Claude avait consacré un billet à Kaija Saariaho en 2012 (Clic). La musique de la compositrice qui nous a quittés à seulement 70 ans le 2 juin mêlait musique instrumentale et électroacoustique mais avec une poésie délaissant les théories acoustiques ésotériques trop à la mode de nos jours, au bénéfice d'un large public.
Grace Bumbry avait atteint le bel âge de 86 ans avant son départ le 7 mai (1937-2023). Pour ma génération, elle représentait avec la soprano Leontyne Price ces divas afro-américaines qui accédaient enfin aux scènes lyriques classiques. Citons Vénus dans Tannhäuser de Wagner à Bayreuth en 1961, invitée par Wieland Wagner (une afro-américaine à Bayreuth !!! mein Gott !!!), Carmen pour Karajan à Salzbourg avec une élocution française plus intelligible que celle d'autres consœurs même francophones ; elle fut aussi une vénéneuse Salomé d'anthologie au Metropolitan avec une direction hallucinée de James Levine débutant… Des rôles de premier plan qui lui valurent des surnoms comme la Vénus noire ou la Carmen noire…
Le pianiste
Menahem Pressler
s'est éteint à Londres à 99 ans le 6 mai. D'origine allemande, il avait fui le
nazisme pour la Palestine en 1938 après l'horrible "nuit de cristal"…

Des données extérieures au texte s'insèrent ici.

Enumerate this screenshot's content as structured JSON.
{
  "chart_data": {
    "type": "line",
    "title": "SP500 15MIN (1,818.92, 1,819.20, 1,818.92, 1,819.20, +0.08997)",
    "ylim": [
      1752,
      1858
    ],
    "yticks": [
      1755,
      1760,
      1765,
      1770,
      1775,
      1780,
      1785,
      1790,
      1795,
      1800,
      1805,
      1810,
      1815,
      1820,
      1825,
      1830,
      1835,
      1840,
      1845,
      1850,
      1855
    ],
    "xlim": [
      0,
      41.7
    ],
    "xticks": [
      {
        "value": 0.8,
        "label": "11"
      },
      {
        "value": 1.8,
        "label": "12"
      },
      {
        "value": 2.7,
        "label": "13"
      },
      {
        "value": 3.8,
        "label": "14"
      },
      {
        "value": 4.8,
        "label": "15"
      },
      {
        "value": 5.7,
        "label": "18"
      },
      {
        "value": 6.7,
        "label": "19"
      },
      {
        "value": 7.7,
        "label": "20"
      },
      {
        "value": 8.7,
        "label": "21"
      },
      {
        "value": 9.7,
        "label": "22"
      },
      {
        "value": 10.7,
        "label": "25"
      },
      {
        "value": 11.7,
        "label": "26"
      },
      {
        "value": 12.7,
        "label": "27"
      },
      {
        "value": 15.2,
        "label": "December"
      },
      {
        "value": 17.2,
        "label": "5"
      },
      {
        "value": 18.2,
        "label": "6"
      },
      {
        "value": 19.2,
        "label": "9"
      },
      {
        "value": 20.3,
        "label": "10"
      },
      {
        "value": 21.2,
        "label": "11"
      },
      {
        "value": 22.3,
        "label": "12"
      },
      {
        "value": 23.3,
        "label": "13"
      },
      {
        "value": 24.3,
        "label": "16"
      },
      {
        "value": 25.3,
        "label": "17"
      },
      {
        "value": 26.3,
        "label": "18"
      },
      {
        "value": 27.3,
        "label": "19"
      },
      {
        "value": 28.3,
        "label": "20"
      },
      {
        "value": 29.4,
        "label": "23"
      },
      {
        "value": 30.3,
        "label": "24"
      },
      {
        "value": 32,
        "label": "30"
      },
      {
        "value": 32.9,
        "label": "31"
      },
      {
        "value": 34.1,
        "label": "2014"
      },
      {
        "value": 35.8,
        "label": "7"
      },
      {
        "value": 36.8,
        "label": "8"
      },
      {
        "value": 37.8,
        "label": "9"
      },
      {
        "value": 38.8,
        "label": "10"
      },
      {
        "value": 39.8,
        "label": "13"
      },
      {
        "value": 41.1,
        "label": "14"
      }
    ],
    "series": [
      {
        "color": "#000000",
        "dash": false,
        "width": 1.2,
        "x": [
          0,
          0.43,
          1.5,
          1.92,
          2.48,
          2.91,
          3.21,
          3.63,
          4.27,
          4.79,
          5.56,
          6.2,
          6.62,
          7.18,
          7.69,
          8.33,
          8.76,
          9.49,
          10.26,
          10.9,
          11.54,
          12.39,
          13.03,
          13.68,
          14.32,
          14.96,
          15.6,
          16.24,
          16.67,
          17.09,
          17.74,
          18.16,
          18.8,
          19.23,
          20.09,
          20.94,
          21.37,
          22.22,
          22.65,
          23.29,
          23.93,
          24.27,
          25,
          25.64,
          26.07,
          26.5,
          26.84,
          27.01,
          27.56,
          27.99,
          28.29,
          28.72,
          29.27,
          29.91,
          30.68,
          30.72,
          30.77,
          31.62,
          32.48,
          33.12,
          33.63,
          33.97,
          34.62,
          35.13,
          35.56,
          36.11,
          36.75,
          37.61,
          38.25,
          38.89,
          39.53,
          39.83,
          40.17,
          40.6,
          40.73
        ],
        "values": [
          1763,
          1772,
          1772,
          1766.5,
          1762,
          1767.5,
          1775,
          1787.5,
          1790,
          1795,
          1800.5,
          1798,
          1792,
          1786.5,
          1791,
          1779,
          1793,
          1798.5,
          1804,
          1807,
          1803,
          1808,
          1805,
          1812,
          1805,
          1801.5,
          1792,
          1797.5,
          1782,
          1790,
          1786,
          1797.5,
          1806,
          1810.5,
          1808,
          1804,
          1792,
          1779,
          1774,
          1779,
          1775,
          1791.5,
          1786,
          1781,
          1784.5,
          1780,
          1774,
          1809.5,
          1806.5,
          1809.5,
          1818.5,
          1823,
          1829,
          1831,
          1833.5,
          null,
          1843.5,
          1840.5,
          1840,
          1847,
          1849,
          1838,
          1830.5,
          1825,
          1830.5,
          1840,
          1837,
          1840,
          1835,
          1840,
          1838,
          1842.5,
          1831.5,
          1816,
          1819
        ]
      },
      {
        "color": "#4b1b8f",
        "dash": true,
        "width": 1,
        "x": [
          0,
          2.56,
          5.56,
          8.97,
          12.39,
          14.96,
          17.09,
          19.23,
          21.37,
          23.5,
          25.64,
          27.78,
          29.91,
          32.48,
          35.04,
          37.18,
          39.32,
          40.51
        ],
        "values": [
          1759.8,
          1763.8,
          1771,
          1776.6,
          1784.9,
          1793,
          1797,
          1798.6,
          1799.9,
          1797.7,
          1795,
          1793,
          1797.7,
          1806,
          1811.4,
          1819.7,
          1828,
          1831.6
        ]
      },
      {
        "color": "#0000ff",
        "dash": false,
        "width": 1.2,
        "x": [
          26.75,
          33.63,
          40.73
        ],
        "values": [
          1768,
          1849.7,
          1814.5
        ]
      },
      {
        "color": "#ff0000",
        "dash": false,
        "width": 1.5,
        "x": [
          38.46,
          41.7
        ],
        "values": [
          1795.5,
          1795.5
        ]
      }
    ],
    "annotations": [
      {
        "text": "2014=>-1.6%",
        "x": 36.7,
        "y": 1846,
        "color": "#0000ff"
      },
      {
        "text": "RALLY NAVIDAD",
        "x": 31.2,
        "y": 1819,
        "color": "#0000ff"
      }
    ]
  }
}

Il sera l'un des rares survivants de la shoah dans sa famille. Puis en
1946, départ pour les USA où il débute à Philadelphie accompagné par
Eugène Ormandy. Il crée en 1955 le célèbre
Beaux-arts trio
avec au violon (il en jouait aussi)
Daniel Guilet
et au violoncelle,
Bernard Greenhouse. Voir un billet de 2018 consacré au
Trio N°1
de Schubert (Clic). Il sera le membre jamais remplacé jusqu'au dernier concert en
2009. Le trio joua plus de cinquante ans. Inépuisable, il poursuit
une carrière solo notamment en interprétant
Chopin
et gravant un CD en 2018, une anthologie de musique française (Debussy,
Ravel,
Fauré, évidement si je puis dire). En 2014, il rejoint la
Philharmonie de Berlin
pour le concert du nouvel an dirigé par
Simon Rattle, interprétant le
concerto K 488
(sublime N°23) de
Mozart
et
Chopin. Citons Jérôme Bastianelli de Diapason à propos du virtuose jouant
les sonates de
Mozart
: "Le jeu de Pressler se caractérise par sa transparence, qui laisse
entendre les moindres frémissements des voix intermédiaires, les
moindres saveurs de l’écriture harmonique. Et l’on appréciera tout
autant la variété des couleurs de ce piano jovial mais profond."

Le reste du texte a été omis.